A trophic cascade happens when a change at one feeding level affects many other levels in an ecosystem. It often begins with a top predator, such as a wolf, shark, or sea otter, whose presence changes the numbers or behavior of herbivores and smaller predators. These changes can ripple downward to plants, algae, soils, rivers, and other habitats.
Trophic cascades matter because they show that predators can help maintain ecosystem balance, not just reduce prey numbers.
In Yellowstone National Park, the return of wolves in the 1990s became a famous example of a possible trophic cascade. Wolves reduced elk numbers in some areas and changed where elk spent time, which allowed young willow, aspen, and cottonwood trees to recover in certain streamside habitats. More vegetation supported beavers, birds, insects, and stronger riverbank structure.
Scientists still study the details, but the Yellowstone case shows how food webs are connected through both direct effects, such as predation, and indirect effects, such as changes in prey behavior.
Key Facts
- A trophic cascade is an indirect chain reaction across feeding levels caused by a change in one trophic level.
- Top predator increases can cause herbivore decreases, which can cause plant biomass increases.
- Top predator removal can cause herbivore increases, which can cause plant biomass decreases.
- A simple biomass relationship can be written as ΔPlants ≈ -kΔHerbivores, where k is a positive effect strength.
- In a three-level food chain, Predator → Herbivore → Plant, the predator and plant often change in the same direction.

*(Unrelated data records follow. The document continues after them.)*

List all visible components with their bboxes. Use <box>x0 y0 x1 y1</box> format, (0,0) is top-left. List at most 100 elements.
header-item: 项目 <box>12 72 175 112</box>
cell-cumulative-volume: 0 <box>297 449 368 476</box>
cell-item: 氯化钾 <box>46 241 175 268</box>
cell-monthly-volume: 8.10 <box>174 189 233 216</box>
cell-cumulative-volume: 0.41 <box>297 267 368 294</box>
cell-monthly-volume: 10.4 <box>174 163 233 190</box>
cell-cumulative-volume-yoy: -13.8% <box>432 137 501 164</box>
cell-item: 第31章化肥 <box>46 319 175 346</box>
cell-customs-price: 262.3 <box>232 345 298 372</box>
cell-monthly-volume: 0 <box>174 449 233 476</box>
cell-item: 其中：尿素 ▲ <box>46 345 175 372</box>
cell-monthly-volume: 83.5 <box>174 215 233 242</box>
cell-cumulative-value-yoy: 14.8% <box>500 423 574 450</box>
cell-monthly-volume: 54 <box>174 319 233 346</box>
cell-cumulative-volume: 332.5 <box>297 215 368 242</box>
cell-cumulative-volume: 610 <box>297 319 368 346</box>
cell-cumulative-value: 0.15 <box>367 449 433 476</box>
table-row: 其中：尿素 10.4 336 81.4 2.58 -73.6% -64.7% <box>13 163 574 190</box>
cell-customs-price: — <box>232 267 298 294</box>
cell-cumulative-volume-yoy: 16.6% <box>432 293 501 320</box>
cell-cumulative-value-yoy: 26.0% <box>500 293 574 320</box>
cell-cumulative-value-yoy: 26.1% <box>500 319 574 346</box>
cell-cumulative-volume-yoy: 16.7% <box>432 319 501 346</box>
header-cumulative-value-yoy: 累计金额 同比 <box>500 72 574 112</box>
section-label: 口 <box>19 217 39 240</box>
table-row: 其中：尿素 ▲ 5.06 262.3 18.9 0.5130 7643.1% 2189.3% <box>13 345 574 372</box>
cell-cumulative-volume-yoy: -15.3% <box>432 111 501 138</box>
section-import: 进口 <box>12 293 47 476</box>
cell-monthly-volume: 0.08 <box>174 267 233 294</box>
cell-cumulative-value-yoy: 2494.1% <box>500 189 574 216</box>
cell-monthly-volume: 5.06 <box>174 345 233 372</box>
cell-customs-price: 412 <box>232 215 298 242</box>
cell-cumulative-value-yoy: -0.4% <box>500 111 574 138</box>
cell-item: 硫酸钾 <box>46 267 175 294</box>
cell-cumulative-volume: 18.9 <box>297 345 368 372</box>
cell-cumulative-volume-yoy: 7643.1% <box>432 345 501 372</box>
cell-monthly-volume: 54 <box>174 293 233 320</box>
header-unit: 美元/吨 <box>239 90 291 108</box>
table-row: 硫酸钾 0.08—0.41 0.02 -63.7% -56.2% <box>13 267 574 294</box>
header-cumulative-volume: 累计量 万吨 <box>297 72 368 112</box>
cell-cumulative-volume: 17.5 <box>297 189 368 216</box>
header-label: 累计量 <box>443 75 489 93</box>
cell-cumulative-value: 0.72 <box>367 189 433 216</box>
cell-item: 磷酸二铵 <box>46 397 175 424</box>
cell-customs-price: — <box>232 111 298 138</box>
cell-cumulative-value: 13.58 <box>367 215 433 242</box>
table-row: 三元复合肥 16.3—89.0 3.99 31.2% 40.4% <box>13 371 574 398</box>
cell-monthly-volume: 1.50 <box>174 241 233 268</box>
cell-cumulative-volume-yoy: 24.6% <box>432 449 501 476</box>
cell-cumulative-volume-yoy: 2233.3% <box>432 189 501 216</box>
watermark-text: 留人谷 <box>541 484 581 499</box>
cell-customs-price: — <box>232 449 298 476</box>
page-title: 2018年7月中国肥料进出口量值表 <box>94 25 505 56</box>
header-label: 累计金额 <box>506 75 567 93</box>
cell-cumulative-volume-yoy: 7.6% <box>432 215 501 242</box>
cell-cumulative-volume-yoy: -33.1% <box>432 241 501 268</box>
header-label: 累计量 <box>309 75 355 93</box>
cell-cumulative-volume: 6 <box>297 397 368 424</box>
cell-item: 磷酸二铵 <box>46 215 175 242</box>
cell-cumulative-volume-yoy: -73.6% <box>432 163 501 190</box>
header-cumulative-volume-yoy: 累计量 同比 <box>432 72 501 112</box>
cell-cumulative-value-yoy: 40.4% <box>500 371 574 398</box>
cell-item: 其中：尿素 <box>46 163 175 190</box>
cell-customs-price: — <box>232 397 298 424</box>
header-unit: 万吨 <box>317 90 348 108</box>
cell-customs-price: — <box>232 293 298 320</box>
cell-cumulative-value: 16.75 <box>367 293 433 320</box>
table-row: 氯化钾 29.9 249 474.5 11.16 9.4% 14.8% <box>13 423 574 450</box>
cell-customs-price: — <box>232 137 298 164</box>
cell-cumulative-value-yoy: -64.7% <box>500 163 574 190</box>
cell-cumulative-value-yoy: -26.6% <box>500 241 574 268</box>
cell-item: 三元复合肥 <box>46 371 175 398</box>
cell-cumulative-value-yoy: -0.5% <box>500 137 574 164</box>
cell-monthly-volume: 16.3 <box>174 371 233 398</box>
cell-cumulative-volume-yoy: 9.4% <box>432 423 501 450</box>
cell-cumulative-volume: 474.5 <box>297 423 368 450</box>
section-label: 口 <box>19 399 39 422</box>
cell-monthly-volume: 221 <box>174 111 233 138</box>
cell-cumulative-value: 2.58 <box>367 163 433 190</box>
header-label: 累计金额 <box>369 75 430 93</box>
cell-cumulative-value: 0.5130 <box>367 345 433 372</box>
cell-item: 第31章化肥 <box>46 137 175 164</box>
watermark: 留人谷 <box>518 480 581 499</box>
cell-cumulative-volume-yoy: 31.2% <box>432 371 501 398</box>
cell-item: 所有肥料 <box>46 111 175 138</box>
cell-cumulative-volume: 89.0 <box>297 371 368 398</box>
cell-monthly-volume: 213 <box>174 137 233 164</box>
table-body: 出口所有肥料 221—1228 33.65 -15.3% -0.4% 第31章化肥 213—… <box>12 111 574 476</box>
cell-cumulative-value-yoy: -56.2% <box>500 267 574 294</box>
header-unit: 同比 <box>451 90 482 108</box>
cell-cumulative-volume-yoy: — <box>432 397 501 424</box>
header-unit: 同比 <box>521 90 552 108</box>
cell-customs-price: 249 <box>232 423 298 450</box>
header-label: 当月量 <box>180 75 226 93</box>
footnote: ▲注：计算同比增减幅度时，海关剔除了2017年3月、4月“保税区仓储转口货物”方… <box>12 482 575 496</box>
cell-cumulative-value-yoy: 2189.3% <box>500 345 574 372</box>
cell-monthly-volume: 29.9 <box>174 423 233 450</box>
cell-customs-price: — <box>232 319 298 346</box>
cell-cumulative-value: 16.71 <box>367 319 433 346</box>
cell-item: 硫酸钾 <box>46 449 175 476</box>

- Trophic cascades can be caused by changes in population size or by behavior changes, such as prey avoiding risky feeding areas.
Vocabulary
- Trophic level
- A trophic level is a feeding position in an ecosystem, such as producer, herbivore, or predator.
- Top predator
- A top predator is an animal at or near the top of a food web that has few or no natural predators as an adult.
- Herbivore
- A herbivore is an organism that gets energy by eating plants or algae.
- Indirect effect
- An indirect effect occurs when one species affects another species through a third species or through habitat changes.
- Keystone species
- A keystone species is a species that has a much larger effect on an ecosystem than its abundance alone would suggest.
Common Mistakes to Avoid
- Thinking predators only affect the animals they eat. This is wrong because predators can also change prey behavior, plant growth, habitat structure, and the abundance of many other species.
- Assuming every ecosystem has a strong trophic cascade. This is wrong because cascade strength depends on food web complexity, climate, habitat, prey defenses, and human impacts.
- Confusing correlation with causation in ecosystem data. This is wrong because two populations changing at the same time does not prove one caused the other without evidence of a mechanism or controlled comparison.
- Treating food webs as simple straight chains. This is wrong because most species have multiple food sources and predators, so effects can spread through many pathways.
Practice Questions
- 1 A park has 50 wolves and 8,000 elk. After wolf numbers rise to 75, elk numbers fall to 6,500. What is the percent increase in wolves and the percent decrease in elk?
- 2 In a streamside habitat, willow cover increases from 12 hectares to 30 hectares after elk browsing pressure decreases. What is the absolute increase in willow cover, and what is the percent increase?
- 3 Explain why adding a top predator can increase plant growth even though the predator does not eat plants.